Tuesday, September 18, 2007

The Northwest Passage

The Danish National Space Centre confirmed that the Northwest Passage has now opened up and it is now possible to navigate from the Atlantic to the Pacific along the north coast of Canada. Given that the low point of sea ice in the Arctic typicaly occcurs in October, this means that we can look a month or more of navigability this year. If the arctic ice continues to melt at the pace that it has been over the last couple of years (far exceeding the predictions of the even the aggressive global warming models) this will likely mean that the Northwest Passage, after more than a half millenium of fantasy, will become a reality and we should expect to see regular shipping traffic in the near future.

When the Manhattan smashed its way through the Northwest Passage in the 1960's Canada defended its sovereignty in the Arctic by giving it unasked for 'permission' to carry on. Unless the government plans to create the Department of 'I Know You Did Not Ask, But Of Course You May,' we are now going to have to develop a serious position on how what position we are going to take on our sovereignty and, unless we concede the point, figure out how we are seriously going to defend (legally, militarily and practically) that position.

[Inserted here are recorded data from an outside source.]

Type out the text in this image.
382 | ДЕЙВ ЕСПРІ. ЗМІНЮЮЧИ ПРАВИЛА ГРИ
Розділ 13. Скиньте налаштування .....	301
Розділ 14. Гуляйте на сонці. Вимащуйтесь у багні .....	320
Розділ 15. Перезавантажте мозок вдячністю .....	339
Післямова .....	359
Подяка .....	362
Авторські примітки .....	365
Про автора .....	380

Our opponents in this regard will not be Afghan tribesmen using improvised explosive devices, they will the United States, the EU and the flag of convenience countries like Panama who will be dusting of their claims that the Northwest Passage is international waters open to free navigation by everyone. Moreover, what is at stake in these discussions is not peanuts. The ability to ship from Europe and the eastern seabord to Asia without passing through the increasingly limited Panama Canal is a huge financial prize. For larger vessels (such as supertankers) which would otherwise have to navigate around Cape Horn the stakes are even larger.

Now is the time to start this discussion in a serious way. Personally I believe there are good policy reasons (such as international security and environmental regulation) to assert and maintain the position that the Northwest Passage falls under Canada's sovereign jurisdiction as 'internal waters' however there are alternative positions and the legal nuances are mindnumbing (even for lawyers). Moreover, all of the legal argument in the world will not serve any purpose if Canada is not able to practically enforce its position. Enforcement of Canada's position does not just require military positioning -- no amount of military positioning will work if the United States and the major EU nations are not onside. Canada is going to have to get the powers in Washington and Brussels to engage in this debate and to be able to persuade them. This may require trade-offs in some areas ('yes, we will allow your warships through but not your tankers -- or vice versa'); it may require having a spine in others ('yes, we would love to continue to act as target practice for armed goatherders, but we are re-assigning these troops to picket duties in the Arctic, Denmark ... so we hope you enjoy Kandahar') but it is first and foremost going to involve pulling together a vision and plan for how we are going to look at the Arctic in a warmer time.

This is an issue that streches across party lines. I just hope that the current leadership can see that.